Он стал вполголоса рассказывать о том, что произошло, а по его лицу неудержимо струились слезы. Раздраженный Лу-Папе налил ему стакан вина.
– На, дурачина, выпей! – велел он, а пока Уголен пил медленными глотками, ехидно спросил: – А что с гвоздиками? Они тебя больше не интересуют?
– Конечно интересуют! Так что, с одной стороны, я доволен, даже очень. Видишь, я уже не плачу. Ну, давай поедим…
Он сел за стол, Папе открыл дверь на кухню.
– Утри глаза, она ничего не слышит, зато все понимает.
Он сел. Глухонемая поставила супницу на стол и вышла из комнаты.
– Куренок, мне тоже его жаль. Хорошо, что он не страдал, но что поделаешь, так уж на роду было написано… Понимаешь, если бы этот человек остался в городе и продолжал служить налоговым инспектором, он мог бы жить припеваючи до ста лет… Это книги его погубили. Царство ему небесное! – Он налил в тарелку, на дне которой лежали ломтики хлеба, большую порцию супа. – Теперь, – продолжил он, – самое время смотреть в оба. Мы в выгодном положении, в наших руках документ на гипотеку. Но может появиться соперник – какой-нибудь дальний родственник, о котором он и понятия не имел, или родственник жены, или завистник из Креспена, или очередной придурок из города, который вдруг решит выращивать здесь кофе или сахарную свеклу. Они будут претендовать на наследство, нотариус развесит объявления о продаже фермы… а объявления нотариуса могут кому угодно и где угодно, даже у черта на куличках, попасться на глаза. Нам нужно, используя гипотеку, купить ферму, но так, чтобы все прошло тихо-мирно, по-дружески, так сказать, и без проволочек. Спокойно поешь, а потом иди обратно и проведи ночь у его смертного одра вместе с женой и дочкой. Раз у тебя глаза на мокром месте, иди поплачь с ними! Это принесет хоть какую-то пользу…
* * *
Похороны состоялись на третий день.
На исходе ноября, когда солнце стоит невысоко над горизонтом, тени от предметов были серыми, но такими же длинными, как и в летние вечера. Холодный ветерок пробегал по дрожащим оливам; певчие дрозды, засев в кронах терпентинных деревьев, объедались их плодами.
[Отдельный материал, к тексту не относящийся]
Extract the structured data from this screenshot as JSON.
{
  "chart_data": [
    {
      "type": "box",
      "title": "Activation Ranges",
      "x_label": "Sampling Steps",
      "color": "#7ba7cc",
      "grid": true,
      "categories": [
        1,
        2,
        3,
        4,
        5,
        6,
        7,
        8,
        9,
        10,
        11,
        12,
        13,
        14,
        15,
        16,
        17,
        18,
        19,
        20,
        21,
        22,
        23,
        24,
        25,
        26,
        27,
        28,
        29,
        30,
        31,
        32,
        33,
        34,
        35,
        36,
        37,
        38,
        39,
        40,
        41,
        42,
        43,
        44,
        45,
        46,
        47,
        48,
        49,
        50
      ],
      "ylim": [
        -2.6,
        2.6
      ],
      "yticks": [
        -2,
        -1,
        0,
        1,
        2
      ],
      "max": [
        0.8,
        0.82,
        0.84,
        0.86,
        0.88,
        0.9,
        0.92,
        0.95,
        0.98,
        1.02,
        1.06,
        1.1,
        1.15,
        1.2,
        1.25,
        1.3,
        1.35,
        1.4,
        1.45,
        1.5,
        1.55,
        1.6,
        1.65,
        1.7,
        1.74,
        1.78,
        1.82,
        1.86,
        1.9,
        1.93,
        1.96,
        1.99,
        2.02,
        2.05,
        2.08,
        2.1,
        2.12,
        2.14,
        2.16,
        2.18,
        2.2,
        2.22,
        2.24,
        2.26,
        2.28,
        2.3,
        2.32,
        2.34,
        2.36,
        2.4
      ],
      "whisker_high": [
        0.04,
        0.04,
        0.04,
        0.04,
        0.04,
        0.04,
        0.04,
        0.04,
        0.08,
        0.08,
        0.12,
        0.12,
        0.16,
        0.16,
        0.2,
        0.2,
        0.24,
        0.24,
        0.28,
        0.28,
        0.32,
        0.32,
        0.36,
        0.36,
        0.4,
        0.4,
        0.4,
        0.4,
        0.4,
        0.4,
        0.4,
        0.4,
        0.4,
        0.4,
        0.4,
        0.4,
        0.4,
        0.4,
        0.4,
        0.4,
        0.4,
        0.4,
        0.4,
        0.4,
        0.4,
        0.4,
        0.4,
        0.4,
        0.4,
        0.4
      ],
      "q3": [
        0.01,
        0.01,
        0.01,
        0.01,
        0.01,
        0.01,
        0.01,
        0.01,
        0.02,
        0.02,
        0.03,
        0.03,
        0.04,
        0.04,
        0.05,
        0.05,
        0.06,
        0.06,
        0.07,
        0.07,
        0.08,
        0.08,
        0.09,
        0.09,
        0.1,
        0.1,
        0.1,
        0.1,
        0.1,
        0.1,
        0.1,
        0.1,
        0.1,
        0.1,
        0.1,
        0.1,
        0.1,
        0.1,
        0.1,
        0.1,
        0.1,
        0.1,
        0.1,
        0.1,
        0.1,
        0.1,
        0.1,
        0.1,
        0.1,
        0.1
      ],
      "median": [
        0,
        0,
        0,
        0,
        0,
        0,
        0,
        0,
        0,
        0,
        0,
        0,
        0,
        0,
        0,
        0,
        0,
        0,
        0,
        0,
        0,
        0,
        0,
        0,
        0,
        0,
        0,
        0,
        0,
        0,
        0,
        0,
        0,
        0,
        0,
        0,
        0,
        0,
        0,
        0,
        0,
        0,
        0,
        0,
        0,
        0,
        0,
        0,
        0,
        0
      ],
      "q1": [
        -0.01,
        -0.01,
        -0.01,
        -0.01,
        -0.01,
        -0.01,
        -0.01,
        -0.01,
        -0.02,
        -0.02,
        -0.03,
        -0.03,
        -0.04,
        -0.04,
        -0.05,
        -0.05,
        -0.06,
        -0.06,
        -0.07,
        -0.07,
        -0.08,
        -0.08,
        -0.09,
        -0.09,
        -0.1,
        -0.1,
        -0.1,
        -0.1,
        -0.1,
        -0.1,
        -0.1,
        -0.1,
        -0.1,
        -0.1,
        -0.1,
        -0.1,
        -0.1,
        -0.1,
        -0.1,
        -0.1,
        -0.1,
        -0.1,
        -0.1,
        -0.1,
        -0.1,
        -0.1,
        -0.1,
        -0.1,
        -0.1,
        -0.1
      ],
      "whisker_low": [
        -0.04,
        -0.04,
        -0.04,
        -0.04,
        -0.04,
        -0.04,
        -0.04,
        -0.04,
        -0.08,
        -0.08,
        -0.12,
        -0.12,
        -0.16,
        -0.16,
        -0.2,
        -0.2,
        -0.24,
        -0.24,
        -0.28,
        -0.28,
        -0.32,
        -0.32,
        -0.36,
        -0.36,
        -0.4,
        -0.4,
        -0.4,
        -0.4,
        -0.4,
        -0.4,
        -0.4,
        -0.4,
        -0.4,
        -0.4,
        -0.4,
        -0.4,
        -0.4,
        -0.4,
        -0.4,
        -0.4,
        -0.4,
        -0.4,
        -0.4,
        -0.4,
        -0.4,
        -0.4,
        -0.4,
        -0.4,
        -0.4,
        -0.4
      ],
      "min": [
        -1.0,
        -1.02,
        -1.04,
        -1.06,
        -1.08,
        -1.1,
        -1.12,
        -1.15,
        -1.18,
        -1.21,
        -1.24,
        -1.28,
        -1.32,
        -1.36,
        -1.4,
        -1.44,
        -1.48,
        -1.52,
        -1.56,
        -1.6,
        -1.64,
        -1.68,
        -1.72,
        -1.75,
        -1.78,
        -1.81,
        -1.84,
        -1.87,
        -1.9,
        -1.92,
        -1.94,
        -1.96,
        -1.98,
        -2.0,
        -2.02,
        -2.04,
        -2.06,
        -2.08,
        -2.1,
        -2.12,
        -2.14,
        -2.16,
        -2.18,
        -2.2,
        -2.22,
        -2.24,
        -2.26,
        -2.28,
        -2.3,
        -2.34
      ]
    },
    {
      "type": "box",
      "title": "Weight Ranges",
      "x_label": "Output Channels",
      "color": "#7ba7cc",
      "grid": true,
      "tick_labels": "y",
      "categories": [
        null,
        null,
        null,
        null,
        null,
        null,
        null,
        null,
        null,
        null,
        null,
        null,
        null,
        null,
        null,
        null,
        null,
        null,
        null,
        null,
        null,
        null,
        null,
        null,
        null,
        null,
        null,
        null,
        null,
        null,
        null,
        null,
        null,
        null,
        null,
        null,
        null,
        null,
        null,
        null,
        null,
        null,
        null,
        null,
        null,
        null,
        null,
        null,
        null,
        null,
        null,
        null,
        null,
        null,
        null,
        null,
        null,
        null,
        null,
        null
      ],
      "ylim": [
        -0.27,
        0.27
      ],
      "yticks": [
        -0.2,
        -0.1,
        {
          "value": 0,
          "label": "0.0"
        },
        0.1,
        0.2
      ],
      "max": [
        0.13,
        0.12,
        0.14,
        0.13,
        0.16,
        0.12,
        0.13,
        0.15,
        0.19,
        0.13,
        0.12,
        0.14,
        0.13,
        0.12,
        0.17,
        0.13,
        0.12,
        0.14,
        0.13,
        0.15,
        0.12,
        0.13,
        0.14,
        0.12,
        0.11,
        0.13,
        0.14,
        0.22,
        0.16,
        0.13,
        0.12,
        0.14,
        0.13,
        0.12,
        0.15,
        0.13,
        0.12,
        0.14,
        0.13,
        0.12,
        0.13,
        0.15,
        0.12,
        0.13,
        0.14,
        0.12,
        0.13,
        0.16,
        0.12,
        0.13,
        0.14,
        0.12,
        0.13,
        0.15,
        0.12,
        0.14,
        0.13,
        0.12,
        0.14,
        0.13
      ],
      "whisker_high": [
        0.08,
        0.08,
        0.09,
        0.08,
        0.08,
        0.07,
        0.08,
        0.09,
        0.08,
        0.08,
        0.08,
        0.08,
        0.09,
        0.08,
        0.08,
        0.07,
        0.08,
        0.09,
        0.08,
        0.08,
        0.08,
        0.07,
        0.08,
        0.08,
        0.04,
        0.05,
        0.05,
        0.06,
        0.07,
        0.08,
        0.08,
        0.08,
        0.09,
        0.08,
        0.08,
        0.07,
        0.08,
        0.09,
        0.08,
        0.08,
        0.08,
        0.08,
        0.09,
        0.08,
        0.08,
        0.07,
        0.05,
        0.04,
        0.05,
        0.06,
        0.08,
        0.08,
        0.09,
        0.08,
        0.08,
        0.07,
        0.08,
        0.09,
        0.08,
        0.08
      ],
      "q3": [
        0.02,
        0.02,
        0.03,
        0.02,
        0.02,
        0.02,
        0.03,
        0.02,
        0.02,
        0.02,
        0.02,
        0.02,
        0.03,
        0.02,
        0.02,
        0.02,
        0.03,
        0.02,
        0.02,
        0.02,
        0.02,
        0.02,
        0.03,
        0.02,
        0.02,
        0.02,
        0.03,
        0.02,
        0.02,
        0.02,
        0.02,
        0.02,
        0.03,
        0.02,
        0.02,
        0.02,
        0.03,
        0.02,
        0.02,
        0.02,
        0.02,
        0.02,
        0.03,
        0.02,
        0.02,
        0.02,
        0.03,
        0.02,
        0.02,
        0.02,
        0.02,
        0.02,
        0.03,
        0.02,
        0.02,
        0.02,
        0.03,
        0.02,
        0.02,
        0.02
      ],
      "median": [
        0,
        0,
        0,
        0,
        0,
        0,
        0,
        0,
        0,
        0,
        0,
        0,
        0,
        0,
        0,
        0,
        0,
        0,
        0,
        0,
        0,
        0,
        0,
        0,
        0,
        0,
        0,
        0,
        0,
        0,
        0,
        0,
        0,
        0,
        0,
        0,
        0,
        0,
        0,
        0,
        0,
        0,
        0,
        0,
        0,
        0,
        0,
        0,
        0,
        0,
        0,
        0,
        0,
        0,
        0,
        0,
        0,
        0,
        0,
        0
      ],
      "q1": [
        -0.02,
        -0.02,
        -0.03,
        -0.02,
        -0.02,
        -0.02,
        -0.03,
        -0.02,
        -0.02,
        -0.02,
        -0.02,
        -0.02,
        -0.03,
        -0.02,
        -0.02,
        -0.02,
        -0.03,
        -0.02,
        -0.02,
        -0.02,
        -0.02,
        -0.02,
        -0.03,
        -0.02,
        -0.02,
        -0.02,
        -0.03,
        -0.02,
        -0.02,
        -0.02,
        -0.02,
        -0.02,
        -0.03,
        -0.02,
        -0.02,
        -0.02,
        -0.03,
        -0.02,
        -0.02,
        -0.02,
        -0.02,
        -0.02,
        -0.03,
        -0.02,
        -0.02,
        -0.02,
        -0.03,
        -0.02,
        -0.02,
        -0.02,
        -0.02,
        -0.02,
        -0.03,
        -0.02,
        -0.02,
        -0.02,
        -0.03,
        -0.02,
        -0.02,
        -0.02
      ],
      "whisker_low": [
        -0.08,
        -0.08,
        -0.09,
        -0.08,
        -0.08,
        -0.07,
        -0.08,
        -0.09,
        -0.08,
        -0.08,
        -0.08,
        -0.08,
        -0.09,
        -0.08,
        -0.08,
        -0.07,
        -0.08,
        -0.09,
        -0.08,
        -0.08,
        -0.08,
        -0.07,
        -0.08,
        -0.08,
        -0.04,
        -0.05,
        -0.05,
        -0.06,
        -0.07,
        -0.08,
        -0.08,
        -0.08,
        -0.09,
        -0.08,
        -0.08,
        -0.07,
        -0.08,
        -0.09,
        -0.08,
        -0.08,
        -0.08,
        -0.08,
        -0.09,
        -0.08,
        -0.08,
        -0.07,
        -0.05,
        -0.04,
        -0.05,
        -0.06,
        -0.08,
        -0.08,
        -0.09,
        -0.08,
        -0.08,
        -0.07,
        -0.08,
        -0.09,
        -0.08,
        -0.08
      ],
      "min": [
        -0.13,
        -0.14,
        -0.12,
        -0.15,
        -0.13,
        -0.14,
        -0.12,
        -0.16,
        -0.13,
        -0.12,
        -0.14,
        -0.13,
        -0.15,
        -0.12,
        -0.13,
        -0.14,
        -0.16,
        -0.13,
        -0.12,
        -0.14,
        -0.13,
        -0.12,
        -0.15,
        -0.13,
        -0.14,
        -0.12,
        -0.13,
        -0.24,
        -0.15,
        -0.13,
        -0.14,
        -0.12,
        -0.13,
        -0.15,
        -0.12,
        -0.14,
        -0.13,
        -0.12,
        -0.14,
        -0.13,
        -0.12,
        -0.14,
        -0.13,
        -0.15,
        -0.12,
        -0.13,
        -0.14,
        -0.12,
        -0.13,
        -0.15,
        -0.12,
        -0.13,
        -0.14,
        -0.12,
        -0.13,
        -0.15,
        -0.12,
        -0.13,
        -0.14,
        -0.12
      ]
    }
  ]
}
Памфилий, сколотивший ночью гроб, вместе с Казимиром пришли помочь Уголену: пока женщины облачались в траур в комнатах на втором этаже, они положили тело в гроб и погрузили его на повозку Лу-Папе; Батистина забросила на него две охапки иммортелей, крепко пахнущих медом, и Жан, сын Флоретты, под жужжание пчелиного роя и далекий похоронный звон колоколов отправился в свой последний путь.
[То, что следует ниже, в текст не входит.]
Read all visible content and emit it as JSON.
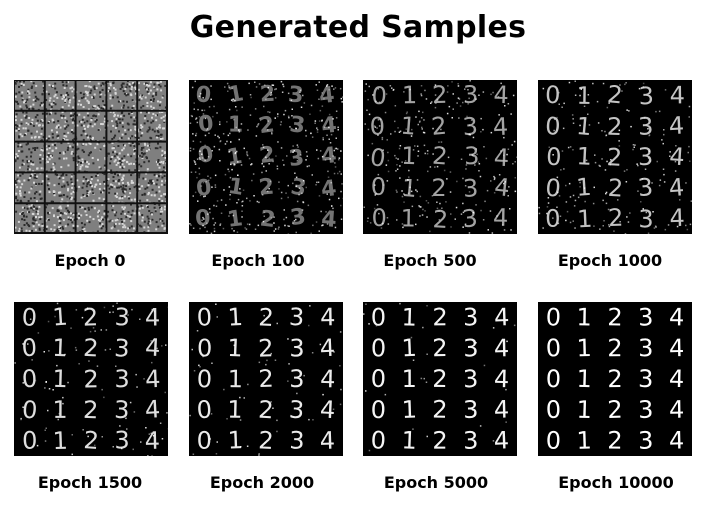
{
  "title": "Generated Samples",
  "panels": [
    {
      "label": "Epoch 0",
      "quality": 0
    },
    {
      "label": "Epoch 100",
      "quality": 0.15
    },
    {
      "label": "Epoch 500",
      "quality": 0.45
    },
    {
      "label": "Epoch 1000",
      "quality": 0.65
    },
    {
      "label": "Epoch 1500",
      "quality": 0.8
    },
    {
      "label": "Epoch 2000",
      "quality": 0.88
    },
    {
      "label": "Epoch 5000",
      "quality": 0.94
    },
    {
      "label": "Epoch 10000",
      "quality": 1
    }
  ],
  "grid_rows": 5,
  "grid_cols": 5,
  "digits": [
    "0",
    "1",
    "2",
    "3",
    "4"
  ],
  "colors": {
    "panel_bg": "#000000",
    "digit": "#ffffff",
    "noise_bg": "#7f7f7f"
  }
}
Мать и дочь скрывали под траурными вуалями, которые одолжил им Памфилий, обожженные ночными слезами лица. Батистина, вся в черном, поддерживала Эме; Манон шла, как маленький солдат: неестественно прямая и отрешенно-несгибаемая, она как будто участвовала в каком-то нелепом и ледяном сне. Уголен открывал процессию и, ведя мула на поводу, отбрасывал концом ботинка камни с дороги.